Our medical teams are operating closer to the front lines than ever before. Because of that, patients are getting advanced medical care within hours, not days or weeks, as they had in the past. The result is that we’re seeing the lowest death rate of wounded Soldiers in any war in history.

Nevertheless, the loss of any of our men and women is deeply felt. As President Bush said, “We mourn every loss of life,” but he promised, “We’ll honor their memories by completing the mission.”
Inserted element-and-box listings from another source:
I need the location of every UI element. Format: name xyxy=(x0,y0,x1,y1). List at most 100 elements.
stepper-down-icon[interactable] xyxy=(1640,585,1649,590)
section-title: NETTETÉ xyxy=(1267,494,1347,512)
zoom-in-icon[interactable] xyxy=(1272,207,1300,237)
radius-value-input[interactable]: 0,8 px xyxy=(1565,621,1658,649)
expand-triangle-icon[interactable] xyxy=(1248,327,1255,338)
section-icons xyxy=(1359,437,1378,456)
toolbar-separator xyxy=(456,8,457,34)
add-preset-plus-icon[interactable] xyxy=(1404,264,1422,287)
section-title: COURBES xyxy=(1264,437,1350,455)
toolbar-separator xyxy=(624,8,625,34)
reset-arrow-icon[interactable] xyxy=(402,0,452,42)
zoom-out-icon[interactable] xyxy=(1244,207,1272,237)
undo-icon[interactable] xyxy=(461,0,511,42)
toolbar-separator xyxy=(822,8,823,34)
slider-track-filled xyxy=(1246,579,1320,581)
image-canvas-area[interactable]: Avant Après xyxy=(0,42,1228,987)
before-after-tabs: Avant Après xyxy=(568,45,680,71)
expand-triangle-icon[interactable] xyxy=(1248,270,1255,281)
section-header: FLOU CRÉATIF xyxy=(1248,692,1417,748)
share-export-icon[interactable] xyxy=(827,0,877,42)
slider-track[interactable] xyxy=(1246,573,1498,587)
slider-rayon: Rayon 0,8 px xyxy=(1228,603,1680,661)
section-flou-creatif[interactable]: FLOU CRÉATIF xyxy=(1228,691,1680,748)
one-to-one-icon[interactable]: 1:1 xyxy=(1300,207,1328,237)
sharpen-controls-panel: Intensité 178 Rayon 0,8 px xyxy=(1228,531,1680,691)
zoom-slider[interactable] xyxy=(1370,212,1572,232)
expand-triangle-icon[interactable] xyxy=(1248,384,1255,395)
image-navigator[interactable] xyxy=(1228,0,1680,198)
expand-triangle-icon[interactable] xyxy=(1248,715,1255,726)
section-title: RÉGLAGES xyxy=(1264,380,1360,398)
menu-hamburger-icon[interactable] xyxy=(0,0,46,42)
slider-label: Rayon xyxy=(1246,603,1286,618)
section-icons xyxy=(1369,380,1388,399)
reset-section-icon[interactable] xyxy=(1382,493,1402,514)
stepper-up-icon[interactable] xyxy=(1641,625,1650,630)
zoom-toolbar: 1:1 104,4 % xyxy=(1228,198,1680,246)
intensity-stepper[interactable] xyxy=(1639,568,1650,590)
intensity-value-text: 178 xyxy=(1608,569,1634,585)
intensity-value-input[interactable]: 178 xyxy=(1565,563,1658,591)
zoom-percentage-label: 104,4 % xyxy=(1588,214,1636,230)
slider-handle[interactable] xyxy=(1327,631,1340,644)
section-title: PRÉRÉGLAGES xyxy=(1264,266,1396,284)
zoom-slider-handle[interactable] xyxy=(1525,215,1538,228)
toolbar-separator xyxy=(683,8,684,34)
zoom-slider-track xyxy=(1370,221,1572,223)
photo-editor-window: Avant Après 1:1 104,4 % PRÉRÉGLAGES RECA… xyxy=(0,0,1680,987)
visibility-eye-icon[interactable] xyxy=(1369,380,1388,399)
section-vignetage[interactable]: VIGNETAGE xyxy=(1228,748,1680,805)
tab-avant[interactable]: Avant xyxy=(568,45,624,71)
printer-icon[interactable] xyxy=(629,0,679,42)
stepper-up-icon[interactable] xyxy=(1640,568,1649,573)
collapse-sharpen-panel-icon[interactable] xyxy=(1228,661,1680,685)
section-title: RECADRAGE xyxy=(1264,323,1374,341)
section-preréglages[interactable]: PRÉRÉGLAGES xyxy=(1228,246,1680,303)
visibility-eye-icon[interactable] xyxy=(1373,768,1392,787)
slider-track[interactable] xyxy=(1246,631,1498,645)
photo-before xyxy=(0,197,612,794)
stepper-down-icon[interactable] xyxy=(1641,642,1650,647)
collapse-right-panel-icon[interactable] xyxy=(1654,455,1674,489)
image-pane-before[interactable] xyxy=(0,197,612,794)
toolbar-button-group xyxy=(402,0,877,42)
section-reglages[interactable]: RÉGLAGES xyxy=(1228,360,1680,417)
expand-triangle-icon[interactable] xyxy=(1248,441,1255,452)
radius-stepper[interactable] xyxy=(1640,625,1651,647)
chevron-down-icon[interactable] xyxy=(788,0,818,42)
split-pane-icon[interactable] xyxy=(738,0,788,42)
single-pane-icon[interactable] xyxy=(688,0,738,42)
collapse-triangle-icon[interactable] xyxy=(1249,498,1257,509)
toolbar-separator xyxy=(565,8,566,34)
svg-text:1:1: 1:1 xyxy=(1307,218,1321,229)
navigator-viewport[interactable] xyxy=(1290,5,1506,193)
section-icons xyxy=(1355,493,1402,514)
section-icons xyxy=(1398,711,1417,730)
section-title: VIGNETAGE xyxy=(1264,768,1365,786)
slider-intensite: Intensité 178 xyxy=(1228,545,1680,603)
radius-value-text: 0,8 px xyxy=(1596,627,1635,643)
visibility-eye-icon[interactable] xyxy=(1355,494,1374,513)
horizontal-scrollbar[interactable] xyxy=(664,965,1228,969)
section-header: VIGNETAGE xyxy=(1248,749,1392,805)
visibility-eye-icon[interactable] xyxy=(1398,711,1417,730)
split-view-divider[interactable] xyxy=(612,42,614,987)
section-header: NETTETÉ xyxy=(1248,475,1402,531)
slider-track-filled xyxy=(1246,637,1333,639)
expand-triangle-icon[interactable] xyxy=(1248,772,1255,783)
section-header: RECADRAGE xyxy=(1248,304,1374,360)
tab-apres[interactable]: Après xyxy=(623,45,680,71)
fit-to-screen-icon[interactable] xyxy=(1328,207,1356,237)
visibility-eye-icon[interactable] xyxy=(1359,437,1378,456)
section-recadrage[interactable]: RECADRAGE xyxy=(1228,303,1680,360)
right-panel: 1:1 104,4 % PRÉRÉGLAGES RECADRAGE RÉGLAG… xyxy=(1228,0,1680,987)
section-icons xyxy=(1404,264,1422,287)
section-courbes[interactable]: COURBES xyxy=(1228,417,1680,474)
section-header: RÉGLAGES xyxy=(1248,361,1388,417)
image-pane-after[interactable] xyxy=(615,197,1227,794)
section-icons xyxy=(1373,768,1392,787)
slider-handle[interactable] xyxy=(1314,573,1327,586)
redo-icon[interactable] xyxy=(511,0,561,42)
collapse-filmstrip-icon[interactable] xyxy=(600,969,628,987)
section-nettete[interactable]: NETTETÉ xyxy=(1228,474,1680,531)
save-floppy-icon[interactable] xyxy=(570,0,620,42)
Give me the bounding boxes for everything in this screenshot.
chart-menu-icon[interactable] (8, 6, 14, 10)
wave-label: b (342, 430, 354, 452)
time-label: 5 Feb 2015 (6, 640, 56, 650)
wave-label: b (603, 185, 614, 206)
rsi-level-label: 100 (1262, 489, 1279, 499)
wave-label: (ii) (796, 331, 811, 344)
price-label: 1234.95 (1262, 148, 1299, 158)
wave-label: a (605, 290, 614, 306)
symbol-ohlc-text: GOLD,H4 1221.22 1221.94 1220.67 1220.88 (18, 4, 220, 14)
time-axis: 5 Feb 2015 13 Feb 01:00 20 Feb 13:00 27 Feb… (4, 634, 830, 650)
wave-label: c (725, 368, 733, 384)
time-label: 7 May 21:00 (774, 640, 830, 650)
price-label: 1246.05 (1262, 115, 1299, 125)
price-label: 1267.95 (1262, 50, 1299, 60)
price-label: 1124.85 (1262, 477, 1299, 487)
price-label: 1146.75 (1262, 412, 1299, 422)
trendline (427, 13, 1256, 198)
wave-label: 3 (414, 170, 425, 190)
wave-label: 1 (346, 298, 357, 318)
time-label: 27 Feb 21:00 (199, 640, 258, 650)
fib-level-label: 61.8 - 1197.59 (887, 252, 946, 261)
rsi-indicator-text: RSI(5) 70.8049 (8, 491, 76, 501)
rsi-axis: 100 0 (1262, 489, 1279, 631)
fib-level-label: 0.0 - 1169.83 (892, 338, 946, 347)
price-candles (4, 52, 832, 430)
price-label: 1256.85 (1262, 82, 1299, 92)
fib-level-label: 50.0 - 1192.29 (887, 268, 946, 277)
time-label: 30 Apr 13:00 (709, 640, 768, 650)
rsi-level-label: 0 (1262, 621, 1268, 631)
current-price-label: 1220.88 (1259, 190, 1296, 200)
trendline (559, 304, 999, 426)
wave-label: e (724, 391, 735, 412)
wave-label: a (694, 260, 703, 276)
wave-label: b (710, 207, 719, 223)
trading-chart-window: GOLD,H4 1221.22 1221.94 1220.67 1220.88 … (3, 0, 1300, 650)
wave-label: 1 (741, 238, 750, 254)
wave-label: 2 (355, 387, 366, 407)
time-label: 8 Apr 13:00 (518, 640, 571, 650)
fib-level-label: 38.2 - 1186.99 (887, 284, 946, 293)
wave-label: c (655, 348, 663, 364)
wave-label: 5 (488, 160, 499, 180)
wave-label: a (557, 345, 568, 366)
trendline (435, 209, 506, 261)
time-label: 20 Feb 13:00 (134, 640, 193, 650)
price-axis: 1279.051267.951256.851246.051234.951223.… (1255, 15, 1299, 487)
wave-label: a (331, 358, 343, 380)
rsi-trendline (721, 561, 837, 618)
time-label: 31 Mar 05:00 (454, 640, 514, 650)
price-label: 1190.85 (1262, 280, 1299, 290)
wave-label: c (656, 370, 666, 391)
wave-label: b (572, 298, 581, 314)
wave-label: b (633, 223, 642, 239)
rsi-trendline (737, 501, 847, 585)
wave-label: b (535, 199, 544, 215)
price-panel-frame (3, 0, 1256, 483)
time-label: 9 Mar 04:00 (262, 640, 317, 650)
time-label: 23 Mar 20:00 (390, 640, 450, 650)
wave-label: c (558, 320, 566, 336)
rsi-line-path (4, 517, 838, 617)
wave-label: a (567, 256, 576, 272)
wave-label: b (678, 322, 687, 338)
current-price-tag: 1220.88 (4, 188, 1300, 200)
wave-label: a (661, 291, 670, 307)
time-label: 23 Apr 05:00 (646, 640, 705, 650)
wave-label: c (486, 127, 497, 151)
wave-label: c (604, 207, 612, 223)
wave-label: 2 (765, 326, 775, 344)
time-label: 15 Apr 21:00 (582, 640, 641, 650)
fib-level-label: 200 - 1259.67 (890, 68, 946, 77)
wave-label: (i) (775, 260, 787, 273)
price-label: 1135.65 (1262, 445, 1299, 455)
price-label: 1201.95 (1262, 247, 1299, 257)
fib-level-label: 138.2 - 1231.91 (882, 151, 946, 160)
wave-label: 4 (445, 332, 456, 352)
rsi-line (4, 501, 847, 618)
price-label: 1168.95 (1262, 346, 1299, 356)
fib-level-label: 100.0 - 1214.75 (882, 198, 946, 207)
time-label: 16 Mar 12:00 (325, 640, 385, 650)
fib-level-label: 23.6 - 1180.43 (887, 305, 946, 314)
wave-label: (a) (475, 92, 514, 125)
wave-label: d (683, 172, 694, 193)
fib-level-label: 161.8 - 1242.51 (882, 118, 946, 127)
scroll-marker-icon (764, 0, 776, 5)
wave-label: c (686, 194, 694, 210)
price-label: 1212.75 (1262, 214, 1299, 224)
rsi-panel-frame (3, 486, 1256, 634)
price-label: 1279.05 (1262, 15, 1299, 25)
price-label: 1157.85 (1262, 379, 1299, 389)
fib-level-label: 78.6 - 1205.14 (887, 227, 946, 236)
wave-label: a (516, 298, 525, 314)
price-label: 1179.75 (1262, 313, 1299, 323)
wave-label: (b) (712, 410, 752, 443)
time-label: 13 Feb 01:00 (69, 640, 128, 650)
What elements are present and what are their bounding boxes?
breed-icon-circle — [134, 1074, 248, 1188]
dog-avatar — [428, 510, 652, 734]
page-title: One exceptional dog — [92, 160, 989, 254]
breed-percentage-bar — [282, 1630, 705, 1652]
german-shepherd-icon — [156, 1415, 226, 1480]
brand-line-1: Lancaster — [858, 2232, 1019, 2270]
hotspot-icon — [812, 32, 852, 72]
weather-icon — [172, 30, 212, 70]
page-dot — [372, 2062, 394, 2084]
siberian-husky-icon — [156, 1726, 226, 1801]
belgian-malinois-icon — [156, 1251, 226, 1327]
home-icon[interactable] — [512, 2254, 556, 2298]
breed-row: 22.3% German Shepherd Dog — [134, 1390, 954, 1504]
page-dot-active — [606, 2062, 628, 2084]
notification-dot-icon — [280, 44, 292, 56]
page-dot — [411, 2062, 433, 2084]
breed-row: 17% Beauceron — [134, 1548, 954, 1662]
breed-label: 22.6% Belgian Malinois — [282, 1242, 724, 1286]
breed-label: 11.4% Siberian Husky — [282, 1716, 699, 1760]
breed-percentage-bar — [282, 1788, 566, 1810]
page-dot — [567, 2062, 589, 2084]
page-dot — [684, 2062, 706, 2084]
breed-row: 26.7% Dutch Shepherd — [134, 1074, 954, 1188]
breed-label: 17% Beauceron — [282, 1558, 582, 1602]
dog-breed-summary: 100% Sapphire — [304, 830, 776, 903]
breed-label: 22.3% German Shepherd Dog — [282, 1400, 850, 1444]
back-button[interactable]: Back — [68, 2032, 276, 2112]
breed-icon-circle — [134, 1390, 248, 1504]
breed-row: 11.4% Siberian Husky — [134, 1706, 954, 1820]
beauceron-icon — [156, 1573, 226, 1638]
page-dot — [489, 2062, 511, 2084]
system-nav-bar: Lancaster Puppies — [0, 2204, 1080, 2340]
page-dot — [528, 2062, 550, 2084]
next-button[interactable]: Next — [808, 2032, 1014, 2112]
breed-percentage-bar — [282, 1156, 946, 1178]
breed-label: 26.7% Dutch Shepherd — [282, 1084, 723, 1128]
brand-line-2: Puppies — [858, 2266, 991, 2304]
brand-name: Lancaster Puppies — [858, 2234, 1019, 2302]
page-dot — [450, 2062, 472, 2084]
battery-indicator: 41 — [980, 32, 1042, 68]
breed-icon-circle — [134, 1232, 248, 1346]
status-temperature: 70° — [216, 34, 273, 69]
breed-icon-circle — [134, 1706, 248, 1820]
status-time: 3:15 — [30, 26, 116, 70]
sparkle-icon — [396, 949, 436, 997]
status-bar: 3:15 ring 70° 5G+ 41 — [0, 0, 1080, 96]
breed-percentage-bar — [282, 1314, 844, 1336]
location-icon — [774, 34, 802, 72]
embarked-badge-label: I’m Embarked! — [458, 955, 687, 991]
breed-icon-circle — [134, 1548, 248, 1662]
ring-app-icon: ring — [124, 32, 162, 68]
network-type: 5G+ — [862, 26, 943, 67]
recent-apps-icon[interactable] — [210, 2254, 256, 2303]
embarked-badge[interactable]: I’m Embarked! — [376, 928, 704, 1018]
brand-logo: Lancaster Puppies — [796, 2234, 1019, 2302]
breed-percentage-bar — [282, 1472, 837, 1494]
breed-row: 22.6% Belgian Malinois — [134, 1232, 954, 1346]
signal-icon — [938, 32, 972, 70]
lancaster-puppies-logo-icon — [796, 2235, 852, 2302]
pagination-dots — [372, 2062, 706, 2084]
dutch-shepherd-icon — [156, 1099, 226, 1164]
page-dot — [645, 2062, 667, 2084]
The road to democracy in Iraq will be a long and difficult one. But however long it takes, you can be sure that the men and women of the U.S. Air Force will be there, both in the air and on the ground, doing whatever needs to be done to achieve our assigned mission.

What Lies Ahead: The Air Force has truly earned its wings in its first 58 years of existence. We cannot know what challenges lie ahead for those who wear the Air Force uniform. After all, who could have predicted the attacks of September 11th, 2001, or the devastation along the Gulf Coast from Hurricane Katrina? But the Air Force has a rich tradition of rising to meet those challenges. We can be confident that America’s Air Force will be up to the task.